Here is their statement:

We have occupied the top floor of Bramber House, University of Sussex, Brighton. There are 106 of us.

The decision to occupy has been taken after weeks of concerted campaigning during which the university management have repeatedly failed to take away the threat of compulsory redundancies and course cuts.

We recognise that an attack on education workers is an attack on us.

The room we have occupied is not a lecture theatre but a conference centre. As such, we are not disrupting the education of our fellow students; rather, we are disrupting a key part of management’s strategy to run the university as a profitable business.

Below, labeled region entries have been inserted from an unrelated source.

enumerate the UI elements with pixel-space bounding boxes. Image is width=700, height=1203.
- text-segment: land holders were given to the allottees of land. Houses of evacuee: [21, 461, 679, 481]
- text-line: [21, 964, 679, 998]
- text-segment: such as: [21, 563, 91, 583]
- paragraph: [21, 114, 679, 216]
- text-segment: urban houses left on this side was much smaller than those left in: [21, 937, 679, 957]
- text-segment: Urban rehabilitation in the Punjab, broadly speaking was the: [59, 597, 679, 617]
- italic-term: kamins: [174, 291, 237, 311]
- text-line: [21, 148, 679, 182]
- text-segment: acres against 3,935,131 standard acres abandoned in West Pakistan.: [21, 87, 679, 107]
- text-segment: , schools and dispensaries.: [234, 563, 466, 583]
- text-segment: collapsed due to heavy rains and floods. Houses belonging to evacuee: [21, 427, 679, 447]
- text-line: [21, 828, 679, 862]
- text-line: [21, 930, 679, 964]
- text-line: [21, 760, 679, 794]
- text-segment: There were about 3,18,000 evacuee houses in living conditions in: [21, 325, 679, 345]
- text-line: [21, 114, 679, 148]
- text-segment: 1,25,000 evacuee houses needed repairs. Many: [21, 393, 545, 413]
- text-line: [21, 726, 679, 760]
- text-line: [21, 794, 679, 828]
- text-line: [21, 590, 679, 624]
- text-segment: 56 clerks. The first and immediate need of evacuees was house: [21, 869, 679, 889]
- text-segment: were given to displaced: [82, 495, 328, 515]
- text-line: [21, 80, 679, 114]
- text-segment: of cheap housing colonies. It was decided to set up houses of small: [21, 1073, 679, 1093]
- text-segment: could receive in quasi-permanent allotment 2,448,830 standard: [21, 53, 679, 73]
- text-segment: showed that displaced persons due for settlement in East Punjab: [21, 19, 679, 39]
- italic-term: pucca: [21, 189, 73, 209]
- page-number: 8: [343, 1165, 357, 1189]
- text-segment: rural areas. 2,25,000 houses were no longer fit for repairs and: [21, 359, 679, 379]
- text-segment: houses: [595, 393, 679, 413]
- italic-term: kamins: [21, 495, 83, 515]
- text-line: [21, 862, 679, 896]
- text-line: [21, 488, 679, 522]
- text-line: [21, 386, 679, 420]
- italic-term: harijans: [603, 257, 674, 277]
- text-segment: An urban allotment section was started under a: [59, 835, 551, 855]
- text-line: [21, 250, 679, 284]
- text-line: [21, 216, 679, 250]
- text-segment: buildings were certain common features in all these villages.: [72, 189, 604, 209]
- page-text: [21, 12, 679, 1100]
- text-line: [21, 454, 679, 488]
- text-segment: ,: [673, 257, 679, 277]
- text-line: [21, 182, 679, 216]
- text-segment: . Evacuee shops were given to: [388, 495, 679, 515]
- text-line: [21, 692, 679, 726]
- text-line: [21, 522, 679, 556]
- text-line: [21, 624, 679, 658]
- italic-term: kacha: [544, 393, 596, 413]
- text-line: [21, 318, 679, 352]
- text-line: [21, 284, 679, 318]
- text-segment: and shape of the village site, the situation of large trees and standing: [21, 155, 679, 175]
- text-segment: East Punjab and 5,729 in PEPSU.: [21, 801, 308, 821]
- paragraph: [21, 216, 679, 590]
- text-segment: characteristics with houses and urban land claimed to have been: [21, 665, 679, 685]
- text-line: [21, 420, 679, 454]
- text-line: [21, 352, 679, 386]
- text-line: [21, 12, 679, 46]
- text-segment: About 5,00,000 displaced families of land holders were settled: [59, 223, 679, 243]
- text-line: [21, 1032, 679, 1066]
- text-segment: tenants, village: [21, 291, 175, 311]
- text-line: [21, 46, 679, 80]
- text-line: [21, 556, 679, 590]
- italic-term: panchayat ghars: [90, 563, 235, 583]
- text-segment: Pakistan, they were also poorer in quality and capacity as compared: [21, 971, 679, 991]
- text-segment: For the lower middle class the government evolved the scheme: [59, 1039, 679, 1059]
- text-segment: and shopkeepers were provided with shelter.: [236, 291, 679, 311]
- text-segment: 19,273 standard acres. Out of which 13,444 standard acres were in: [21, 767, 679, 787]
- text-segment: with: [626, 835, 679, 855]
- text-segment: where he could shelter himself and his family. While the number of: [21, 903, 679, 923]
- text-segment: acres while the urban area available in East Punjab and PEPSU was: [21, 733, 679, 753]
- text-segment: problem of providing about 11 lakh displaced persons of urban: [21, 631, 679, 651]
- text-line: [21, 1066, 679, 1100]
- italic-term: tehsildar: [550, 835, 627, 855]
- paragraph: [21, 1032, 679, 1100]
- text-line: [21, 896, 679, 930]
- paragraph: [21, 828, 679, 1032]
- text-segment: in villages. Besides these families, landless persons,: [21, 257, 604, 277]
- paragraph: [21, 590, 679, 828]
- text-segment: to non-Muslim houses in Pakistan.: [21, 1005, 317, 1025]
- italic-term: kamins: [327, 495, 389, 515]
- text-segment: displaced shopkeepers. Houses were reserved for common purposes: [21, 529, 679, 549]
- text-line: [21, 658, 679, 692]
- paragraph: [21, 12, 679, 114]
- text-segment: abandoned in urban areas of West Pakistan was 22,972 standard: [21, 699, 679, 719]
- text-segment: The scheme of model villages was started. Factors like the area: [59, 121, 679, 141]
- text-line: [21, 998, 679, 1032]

They’re occupying everywhere in waves across California, New York, Greece, Croatia, Germany and Austria and elsewhere – and not only in the universities. We send greetings of solidarity and cheerful grins to all those occupation movements and everyone else fighting the pay cuts, cuts in services and jobs which will multiply everywhere as bosses and states try and pull out of the crisis.

But we are the crisis.

Profitability doesn’t make matter for shit against the livelihoods destroyed, lost homes, austerity measures, green or otherwise. We just heard we’ve increased ‘operational costs’ – they’d set out the building for a meeting and now they’ll have to do it again

We’ll show them “operational costs.”

Occupy again and again and again.

NO CUTS ANYWHERE.

THE UNIVERSITY IS A FACTORY. STRIKE. OCCUPY.

-All the occupiers of the 8th of February.